A corporation (or LLC that has elected to be taxed as a corporation) may elect to be taxed as a pass-through entity for US federal and certain state income tax purposes if it meets certain eligibility requirements. They include:
(i) having no more than 100 stockholders, all of whom are individuals, certain tax exempt organizations, qualifying trusts, or estates, and none of whom are nonresident aliens;
(ii) having only one class of stock (although options and differences in voting rights are generally permitted).
Like other pass-through entities, S corporations generally do not pay US federal income tax at the entity level, and their income and loss is treated as earned directly by the S corporation’s stockholders, subject to certain modifications and limitations. Note, however that S corporations are directly liable for some US taxes (including payroll taxes) and may be subject to entity-level taxes imposed by US state and foreign governments.

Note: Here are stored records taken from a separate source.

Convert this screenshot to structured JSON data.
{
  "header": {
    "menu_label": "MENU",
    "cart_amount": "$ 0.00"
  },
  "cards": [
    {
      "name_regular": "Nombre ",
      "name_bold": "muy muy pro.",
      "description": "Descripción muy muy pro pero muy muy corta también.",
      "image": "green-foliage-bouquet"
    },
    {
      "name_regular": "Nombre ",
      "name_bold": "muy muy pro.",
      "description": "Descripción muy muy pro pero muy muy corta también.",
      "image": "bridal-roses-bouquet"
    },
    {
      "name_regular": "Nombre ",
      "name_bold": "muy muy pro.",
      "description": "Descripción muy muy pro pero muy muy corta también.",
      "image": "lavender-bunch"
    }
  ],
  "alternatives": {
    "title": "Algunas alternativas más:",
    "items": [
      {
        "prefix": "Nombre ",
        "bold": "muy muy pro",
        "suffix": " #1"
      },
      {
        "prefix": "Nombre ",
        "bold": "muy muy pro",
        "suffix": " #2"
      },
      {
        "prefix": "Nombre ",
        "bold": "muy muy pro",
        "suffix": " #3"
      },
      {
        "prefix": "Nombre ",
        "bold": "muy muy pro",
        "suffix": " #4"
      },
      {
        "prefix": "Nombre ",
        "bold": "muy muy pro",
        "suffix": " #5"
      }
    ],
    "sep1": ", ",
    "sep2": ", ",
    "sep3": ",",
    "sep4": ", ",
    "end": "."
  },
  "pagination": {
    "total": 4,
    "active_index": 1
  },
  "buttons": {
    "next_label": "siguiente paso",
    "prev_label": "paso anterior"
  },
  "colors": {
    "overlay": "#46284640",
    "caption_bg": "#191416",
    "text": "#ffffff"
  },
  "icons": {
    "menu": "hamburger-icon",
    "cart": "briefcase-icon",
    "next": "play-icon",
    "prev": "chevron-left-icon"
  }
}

Stock originally received from an S corporation is generally ineligible for QSBS benefits, even if the corporation is subsequently taxed as a C corporation.
If an S corporation ceases to meet the eligibility requirements at any time, it automatically reverts to being taxed as a C corporation. The validity of a S corporation’s status as such often is a focus of diligence upon a future exit. You should consult your tax advisor before making an S election, and on an ongoing basis to ensure that S corporation requirements are met at all times.